Taking a closer look, I think this might be a problem of differing definitions of char16_t. This build was with GCC, are you building with Clang?

I'm using gcc

manuelpuyol commented 1 month ago

Also looks like the UChar definition changed somewhere down the road too:

https://github.com/unicode-org/icu/blob/3ca5d8ca1559fb52d08bad61e350f0285f3edb37/icu4c/source/common/unicode/umachine.h#L360-L379

https://github.com/unicode-org/icu/blob/574e7d9d55760680ea14dbfc4908429a58c5d544/icu4c/source/common/unicode/umachine.h#L269-L279

facebook-github-bot commented 1 month ago

@manuelpuyol has updated the pull request. You must reimport the pull request before landing.

manuelpuyol commented 1 month ago

ok, looks like ICU lets us define the UChar type to be less platform dependent. I pushed https://github.com/facebook/hermes/pull/1362/commits/49037cebca4e8fd48ce6e4a6ab5e516898756a04 which may solve the incompatibility we are seeing

facebook-github-bot commented 1 month ago

@neildhar has imported this pull request. If you are a Meta employee, you can view this diff on Phabricator.

manuelpuyol commented 1 month ago

I'm gonna take a look at the apple test! As for the test262:

$ utils/testsuite/run_testsuite.py --test-intl -b build/bin/ ~/test262/test/intl402/DateTimeFormat/

-----------------------------------
| Results              |   PASS   |
|----------------------+----------|
| Total                |      176 |
| Pass                 |       50 |
| Fail                 |        0 |
| Skipped              |      125 |
| Permanently Skipped  |        1 |
| Pass Rate            |  100.00% |
-----------------------------------
| Failures             |          |
|----------------------+----------|
| Compile fail         |        0 |
| Compile timeout      |        0 |
| Execute fail         |        0 |
| Execute timeout      |        0 |
manuelpuyol commented 1 month ago

To start, I ran it against our date-time-format-apple.js test, and it looks like there might be a bug in handling dateStyle/timeStyle when only one of them is specified.

mind sharing a specific example I can take a look?

facebook-github-bot commented 1 month ago

@manuelpuyol has updated the pull request.
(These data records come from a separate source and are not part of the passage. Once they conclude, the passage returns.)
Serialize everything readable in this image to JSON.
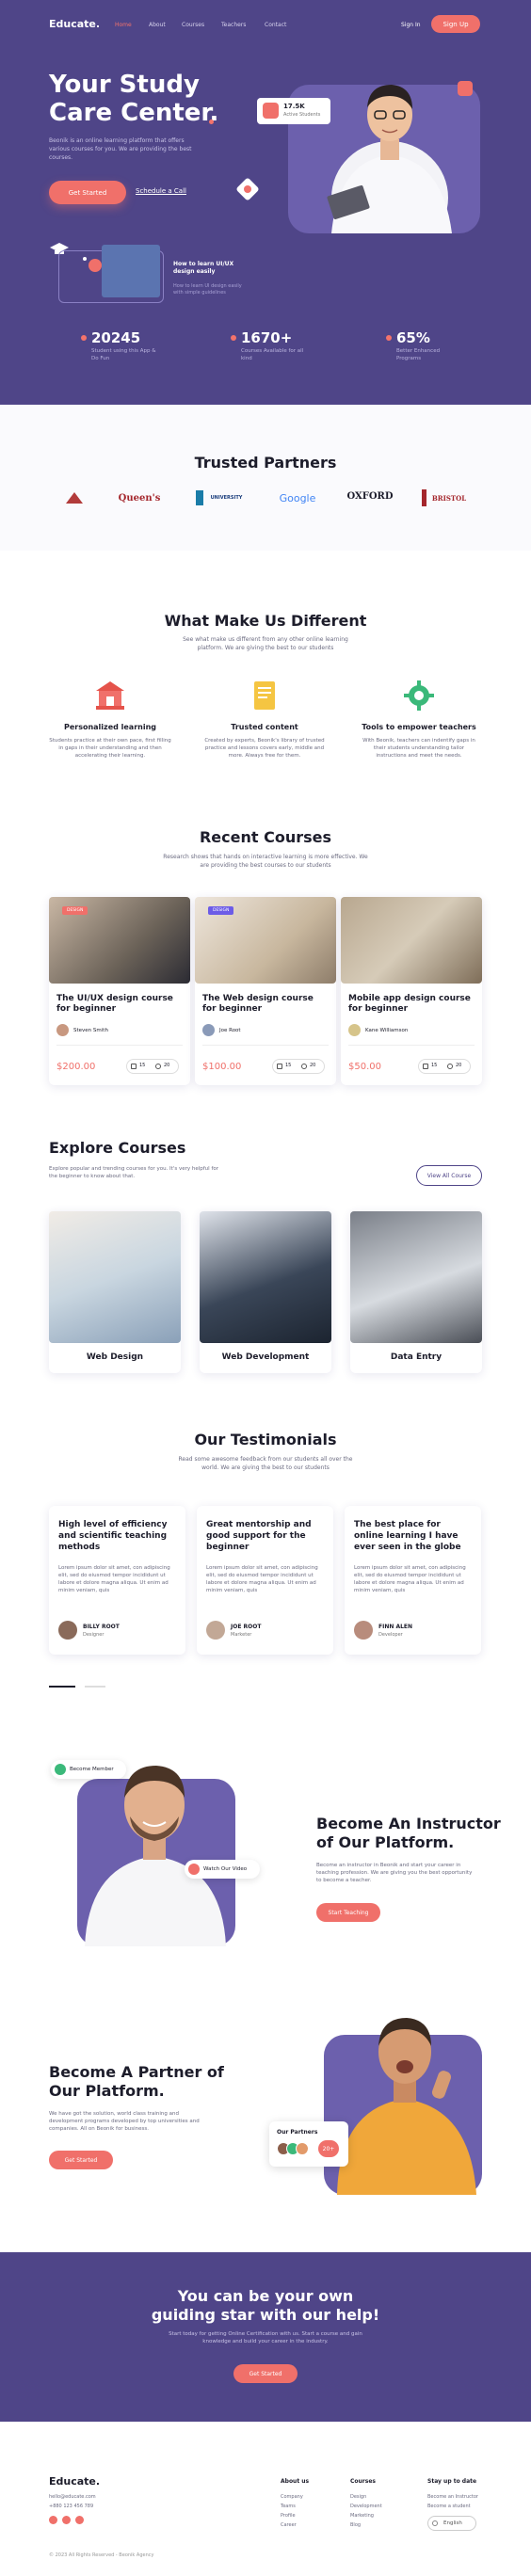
{
  "nav": {
    "logo": "Educate.",
    "links": [
      "Home",
      "About",
      "Courses",
      "Teachers",
      "Contact"
    ],
    "signin": "Sign In",
    "signup": "Sign Up"
  },
  "hero": {
    "title_line1": "Your Study",
    "title_line2": "Care Center.",
    "desc": "Beonik is an online learning platform that offers various courses for you. We are providing the best courses.",
    "cta_primary": "Get Started",
    "cta_secondary": "Schedule a Call",
    "badge_count": "17.5K",
    "badge_label": "Active Students",
    "course_card_title": "How to learn UI/UX design easily",
    "course_card_desc": "How to learn UI design easily with simple guidelines"
  },
  "stats": [
    {
      "value": "20245",
      "label": "Student using this App & Do Fun"
    },
    {
      "value": "1670+",
      "label": "Courses Available for all kind"
    },
    {
      "value": "65%",
      "label": "Better Enhanced Programs"
    }
  ],
  "partners": {
    "title": "Trusted Partners",
    "logos": [
      "Queen's",
      "UNIVERSITY",
      "Google",
      "OXFORD",
      "BRISTOL"
    ]
  },
  "different": {
    "title": "What Make Us Different",
    "subtitle": "See what make us different from any other online learning platform. We are giving the best to our students",
    "features": [
      {
        "title": "Personalized learning",
        "desc": "Students practice at their own pace, first filling in gaps in their understanding and then accelerating their learning."
      },
      {
        "title": "Trusted content",
        "desc": "Created by experts, Beonik's library of trusted practice and lessons covers early, middle and more. Always free for them."
      },
      {
        "title": "Tools to empower teachers",
        "desc": "With Beonik, teachers can indentify gaps in their students understanding tailor instructions and meet the needs."
      }
    ]
  },
  "courses": {
    "title": "Recent Courses",
    "subtitle": "Research shows that hands on interactive learning is more effective. We are providing the best courses to our students",
    "items": [
      {
        "tag": "DESIGN",
        "title": "The UI/UX design course for beginner",
        "author": "Steven Smith",
        "price": "$200.00",
        "lessons": "15",
        "students": "20"
      },
      {
        "tag": "DESIGN",
        "title": "The Web design course for beginner",
        "author": "Joe Root",
        "price": "$100.00",
        "lessons": "15",
        "students": "20"
      },
      {
        "tag": "",
        "title": "Mobile app design course for beginner",
        "author": "Kane Williamson",
        "price": "$50.00",
        "lessons": "15",
        "students": "20"
      }
    ]
  },
  "explore": {
    "title": "Explore Courses",
    "desc": "Explore popular and trending courses for you. It's very helpful for the beginner to know about that.",
    "button": "View All Course",
    "items": [
      "Web Design",
      "Web Development",
      "Data Entry"
    ]
  },
  "testimonials": {
    "title": "Our Testimonials",
    "subtitle": "Read some awesome feedback from our students all over the world. We are giving the best to our students",
    "items": [
      {
        "title": "High level of efficiency and scientific teaching methods",
        "body": "Lorem ipsum dolor sit amet, con adipiscing elit, sed do eiusmod tempor incididunt ut labore et dolore magna aliqua. Ut enim ad minim veniam, quis",
        "name": "BILLY ROOT",
        "role": "Designer"
      },
      {
        "title": "Great mentorship and good support for the beginner",
        "body": "Lorem ipsum dolor sit amet, con adipiscing elit, sed do eiusmod tempor incididunt ut labore et dolore magna aliqua. Ut enim ad minim veniam, quis",
        "name": "JOE ROOT",
        "role": "Marketer"
      },
      {
        "title": "The best place for online learning I have ever seen in the globe",
        "body": "Lorem ipsum dolor sit amet, con adipiscing elit, sed do eiusmod tempor incididunt ut labore et dolore magna aliqua. Ut enim ad minim veniam, quis",
        "name": "FINN ALEN",
        "role": "Developer"
      }
    ]
  },
  "instructor": {
    "badge": "Become Member",
    "video": "Watch Our Video",
    "title_line1": "Become An Instructor",
    "title_line2": "of Our Platform.",
    "desc": "Become an instructor in Beonik and start your career in teaching profession. We are giving you the best opportunity to become a teacher.",
    "button": "Start Teaching"
  },
  "partner_cta": {
    "title_line1": "Become A Partner of",
    "title_line2": "Our Platform.",
    "desc": "We have got the solution, world class training and development programs developed by top universities and companies. All on Beonik for business.",
    "button": "Get Started",
    "card_label": "Our Partners",
    "card_badge": "20+"
  },
  "cta": {
    "line1": "You can be your own",
    "line2": "guiding star with our help!",
    "desc": "Start today for getting Online Certification with us. Start a course and gain knowledge and build your career in the industry.",
    "button": "Get Started"
  },
  "footer": {
    "logo": "Educate.",
    "email": "hello@educate.com",
    "phone": "+880 123 456 789",
    "about_title": "About us",
    "about": [
      "Company",
      "Teams",
      "Profile",
      "Career"
    ],
    "courses_title": "Courses",
    "courses": [
      "Design",
      "Development",
      "Marketing",
      "Blog"
    ],
    "update_title": "Stay up to date",
    "update": [
      "Become an Instructor",
      "Become a student"
    ],
    "language": "English",
    "copyright": "© 2023 All Rights Reserved - Beonik Agency"
  },
  "colors": {
    "primary": "#4f4588",
    "accent": "#f0706a"
  }
}
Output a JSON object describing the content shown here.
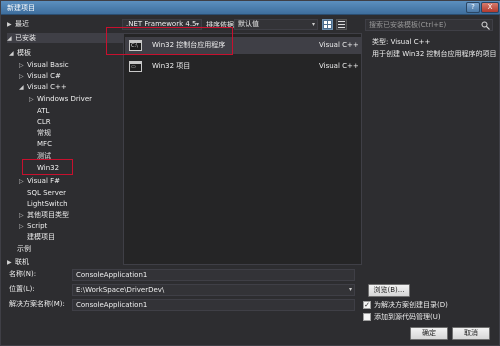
{
  "window": {
    "title": "新建项目",
    "help_label": "?",
    "close_label": "X"
  },
  "tree": {
    "recent": {
      "label": "最近",
      "arrow": "▶"
    },
    "installed": {
      "label": "已安装",
      "arrow": "◢"
    },
    "templates": {
      "label": "模板",
      "arrow": "◢"
    },
    "items": [
      {
        "label": "Visual Basic",
        "arrow": "▷"
      },
      {
        "label": "Visual C#",
        "arrow": "▷"
      },
      {
        "label": "Visual C++",
        "arrow": "◢"
      },
      {
        "label": "Windows Driver",
        "arrow": "▷"
      },
      {
        "label": "ATL",
        "arrow": ""
      },
      {
        "label": "CLR",
        "arrow": ""
      },
      {
        "label": "常规",
        "arrow": ""
      },
      {
        "label": "MFC",
        "arrow": ""
      },
      {
        "label": "测试",
        "arrow": ""
      },
      {
        "label": "Win32",
        "arrow": ""
      },
      {
        "label": "Visual F#",
        "arrow": "▷"
      },
      {
        "label": "SQL Server",
        "arrow": ""
      },
      {
        "label": "LightSwitch",
        "arrow": ""
      },
      {
        "label": "其他项目类型",
        "arrow": "▷"
      },
      {
        "label": "Script",
        "arrow": "▷"
      },
      {
        "label": "建模项目",
        "arrow": ""
      },
      {
        "label": "示例",
        "arrow": ""
      }
    ],
    "online": {
      "label": "联机",
      "arrow": "▶"
    }
  },
  "toolbar": {
    "framework": ".NET Framework 4.5",
    "sort_label": "排序依据:",
    "sort_value": "默认值",
    "chevron": "▾"
  },
  "search": {
    "placeholder": "搜索已安装模板(Ctrl+E)"
  },
  "templates": [
    {
      "name": "Win32 控制台应用程序",
      "lang": "Visual C++",
      "glyph": "C:\\"
    },
    {
      "name": "Win32 项目",
      "lang": "Visual C++",
      "glyph": "▭"
    }
  ],
  "description": {
    "type": "类型: Visual C++",
    "text": "用于创建 Win32 控制台应用程序的项目"
  },
  "form": {
    "name_label": "名称(N):",
    "name_value": "ConsoleApplication1",
    "location_label": "位置(L):",
    "location_value": "E:\\WorkSpace\\DriverDev\\",
    "solution_label": "解决方案名称(M):",
    "solution_value": "ConsoleApplication1",
    "browse_label": "浏览(B)...",
    "create_dir_label": "为解决方案创建目录(D)",
    "create_dir_checked": "✓",
    "source_control_label": "添加到源代码管理(U)",
    "ok_label": "确定",
    "cancel_label": "取消"
  },
  "colors": {
    "accent_red": "#c8102e",
    "bg": "#2d2d30",
    "pane": "#252526"
  }
}
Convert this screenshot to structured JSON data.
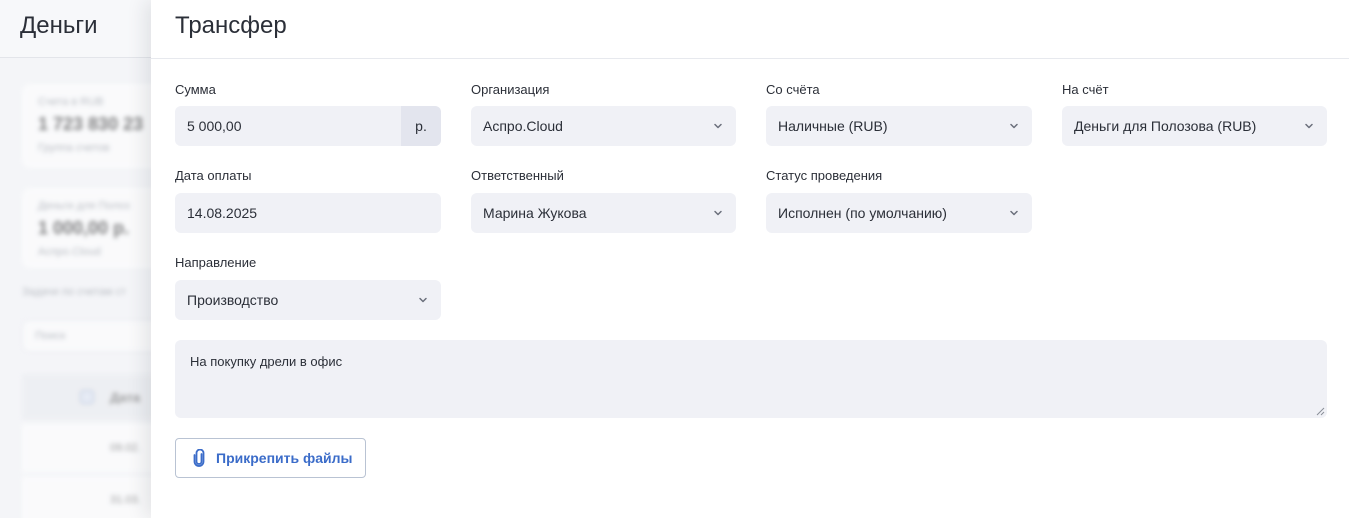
{
  "background": {
    "title": "Деньги",
    "cards": [
      {
        "label": "Счета в RUB",
        "value": "1 723 830 23",
        "sub": "Группа счетов"
      },
      {
        "label": "Деньги для Полоз",
        "value": "1 000,00 р.",
        "sub": "Аспро.Cloud"
      }
    ],
    "note": "Задачи по счетам ст",
    "search_placeholder": "Поиск",
    "table_header": "Дата",
    "rows": [
      "09.02.",
      "31.03."
    ]
  },
  "modal": {
    "title": "Трансфер",
    "fields": {
      "amount": {
        "label": "Сумма",
        "value": "5 000,00",
        "suffix": "р."
      },
      "organization": {
        "label": "Организация",
        "value": "Аспро.Cloud"
      },
      "from_account": {
        "label": "Со счёта",
        "value": "Наличные (RUB)"
      },
      "to_account": {
        "label": "На счёт",
        "value": "Деньги для Полозова (RUB)"
      },
      "payment_date": {
        "label": "Дата оплаты",
        "value": "14.08.2025"
      },
      "responsible": {
        "label": "Ответственный",
        "value": "Марина Жукова"
      },
      "status": {
        "label": "Статус проведения",
        "value": "Исполнен (по умолчанию)"
      },
      "direction": {
        "label": "Направление",
        "value": "Производство"
      }
    },
    "comment": "На покупку дрели в офис",
    "attach_button": "Прикрепить файлы"
  },
  "colors": {
    "accent": "#3b6cc9",
    "input_bg": "#f0f1f6"
  }
}
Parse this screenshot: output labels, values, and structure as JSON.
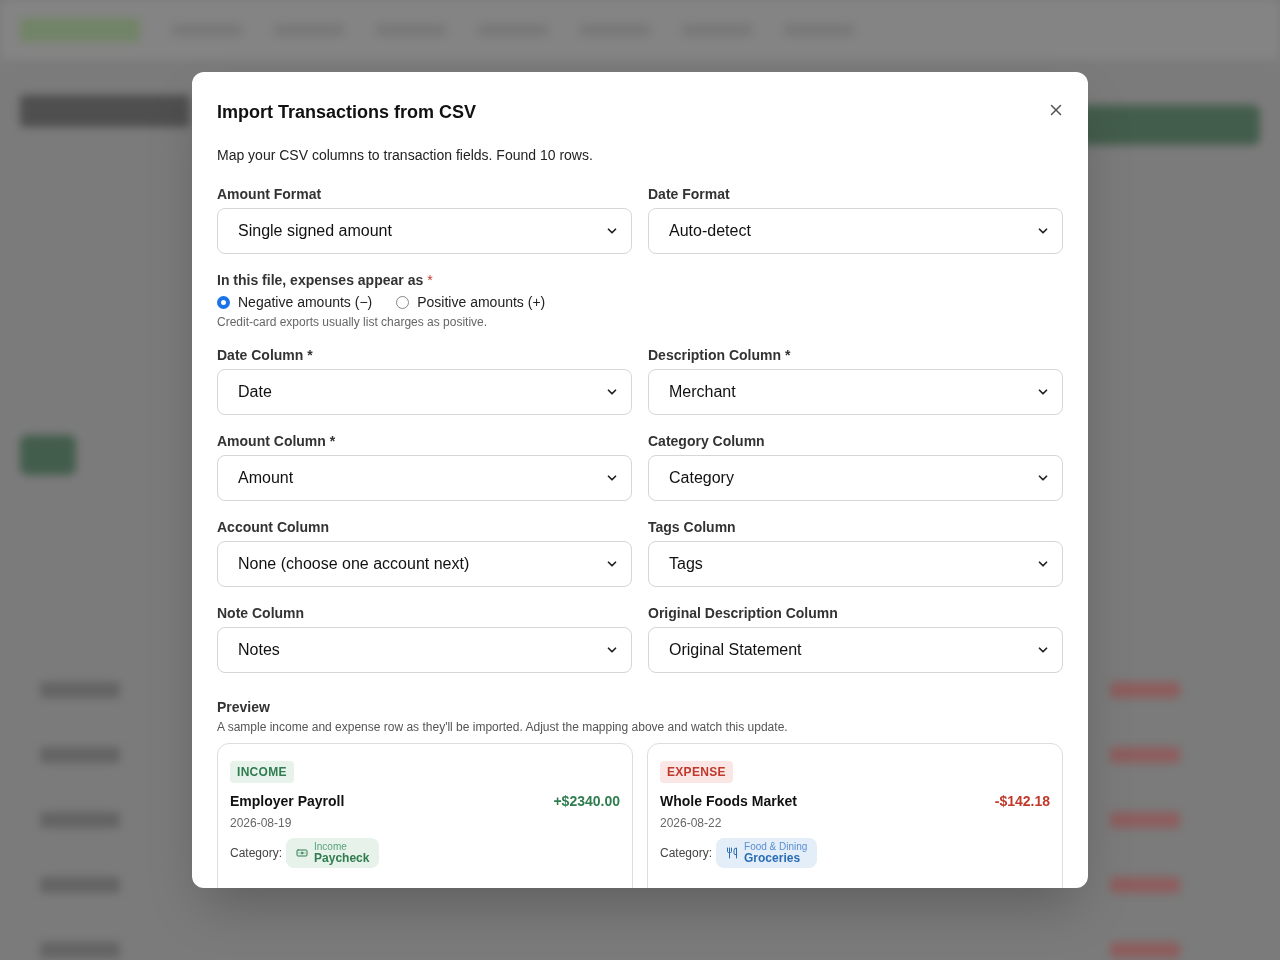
{
  "dialog": {
    "title": "Import Transactions from CSV",
    "description": "Map your CSV columns to transaction fields. Found 10 rows.",
    "format_fields": [
      {
        "label": "Amount Format",
        "value": "Single signed amount"
      },
      {
        "label": "Date Format",
        "value": "Auto-detect"
      }
    ],
    "sign_question": {
      "label": "In this file, expenses appear as",
      "required_mark": "*",
      "options": [
        {
          "label": "Negative amounts (−)",
          "selected": true
        },
        {
          "label": "Positive amounts (+)",
          "selected": false
        }
      ],
      "hint": "Credit-card exports usually list charges as positive."
    },
    "column_fields": [
      {
        "label": "Date Column *",
        "value": "Date"
      },
      {
        "label": "Description Column *",
        "value": "Merchant"
      },
      {
        "label": "Amount Column *",
        "value": "Amount"
      },
      {
        "label": "Category Column",
        "value": "Category"
      },
      {
        "label": "Account Column",
        "value": "None (choose one account next)"
      },
      {
        "label": "Tags Column",
        "value": "Tags"
      },
      {
        "label": "Note Column",
        "value": "Notes"
      },
      {
        "label": "Original Description Column",
        "value": "Original Statement"
      }
    ],
    "preview": {
      "title": "Preview",
      "description": "A sample income and expense row as they'll be imported. Adjust the mapping above and watch this update.",
      "cards": [
        {
          "kind": "income",
          "badge": "INCOME",
          "name": "Employer Payroll",
          "amount": "+$2340.00",
          "date": "2026-08-19",
          "category_label": "Category:",
          "category_group": "Income",
          "category": "Paycheck"
        },
        {
          "kind": "expense",
          "badge": "EXPENSE",
          "name": "Whole Foods Market",
          "amount": "-$142.18",
          "date": "2026-08-22",
          "category_label": "Category:",
          "category_group": "Food & Dining",
          "category": "Groceries"
        }
      ]
    }
  }
}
You must reimport the pull request before landing.

neildhar commented 1 month ago

Sure, if you run LIT_FILTER=date-time-format-apple.js ninja check-hermes, that should run that specific test and print failures.

manuelpuyol commented 1 month ago

@neildhar https://github.com/facebook/hermes/pull/1362/commits/7c578953e745b995a401d6cddd59562190e90509 should fix the case when timeStyle or dateStyle is missing!

facebook-github-bot commented 1 month ago

@manuelpuyol has updated the pull request. You must reimport the pull request before landing.

manuelpuyol commented 1 month ago

@neildhar I'm noticing that date-time-format-apple.js has some expectations that differ from Node's implementations, so I'm having a hard time deciding which results to follow or if some differences are acceptable 😅

neildhar commented 1 month ago

Minor differences are inevitable, we should relax the match patterns slightly where necessary to accommodate those differences, since they likely just come up from different ICU versions being used.

We run this test using FileCheck, which allows you to place a regex in the pattern (see here).

It should just be a matter of turning a few characters into wildcards. If the differences are more substantial, that may indicate a bug in one of the implementations.

manuelpuyol commented 1 month ago

just to keep track of it, these are the differences I'm seeing in that test:

const date = new Date(Date.UTC(2020, 0, 2, 3, 45, 00, 30));
const oldDate = new Date(Date.UTC(1952, 0, 9, 8, 04, 03, 05));
// apple and node: 3
// ICU: 03
new Intl.DateTimeFormat('en-GB', {second: '2-digit'}).format(oldDate)

// apple: 午前3:45
// ICU and node: 3:45
new Intl.DateTimeFormat('ja-JP', {hour: 'numeric', minute: 'numeric'}).format(date);

// apple: 午前3:45
// ICU and node: 03:45
new Intl.DateTimeFormat('ja-JP', {hour: '2-digit', minute: '2-digit'}).format(date);

// apple and ICU: zh
// node: zh-CN
new Intl.DateTimeFormat('zh-CN').resolvedOptions().locale

// apple and ICU: undefined
// node: latn
new Intl.DateTimeFormat('en-US').resolvedOptions().numberingSystem;

// apple: SGT
// node and ICU: Error Invalid time zone specified
new Intl.DateTimeFormat('en-US', { timeZone: 'SGT'}).resolvedOptions().timeZone
manuelpuyol commented 1 month ago

@neildhar if you are comfortable with those differences, I can push a change to the test :)

neildhar commented 1 month ago

The Japanese date patterns seem potentially wrong. It looks like the DateTime pattern generation here doesn't quite follow the spec rules. For example, the 23 hour cycle should be using H and HH rather than k and KK.

facebook-github-bot commented 1 month ago

@manuelpuyol has updated the pull request. You must reimport the pull request before landing.

manuelpuyol commented 1 month ago

indeed! I updated it and now ICU outputs the same as node for that case

neildhar commented 1 month ago

The rest seem to be genuine differences in the defaults. We don't need to solve this right away though, given that the implementation is incomplete (so we can't run tests anyway).

facebook-github-bot commented 1 month ago

@neildhar has imported this pull request. If you are a Meta employee, you can view this diff on Phabricator.

facebook-github-bot commented 1 month ago

@manuelpuyol has updated the pull request. You must reimport the pull request before landing.

facebook-github-bot commented 1 month ago

@neildhar has imported this pull request. If you are a Meta employee, you can view this diff on Phabricator.

facebook-github-bot commented 1 month ago

@manuelpuyol has updated the pull request. You must reimport the pull request before landing.

facebook-github-bot commented 1 month ago

@neildhar merged this pull request in facebook/hermes@042024c49348aabcc4b7fe5aad7c28411af74419.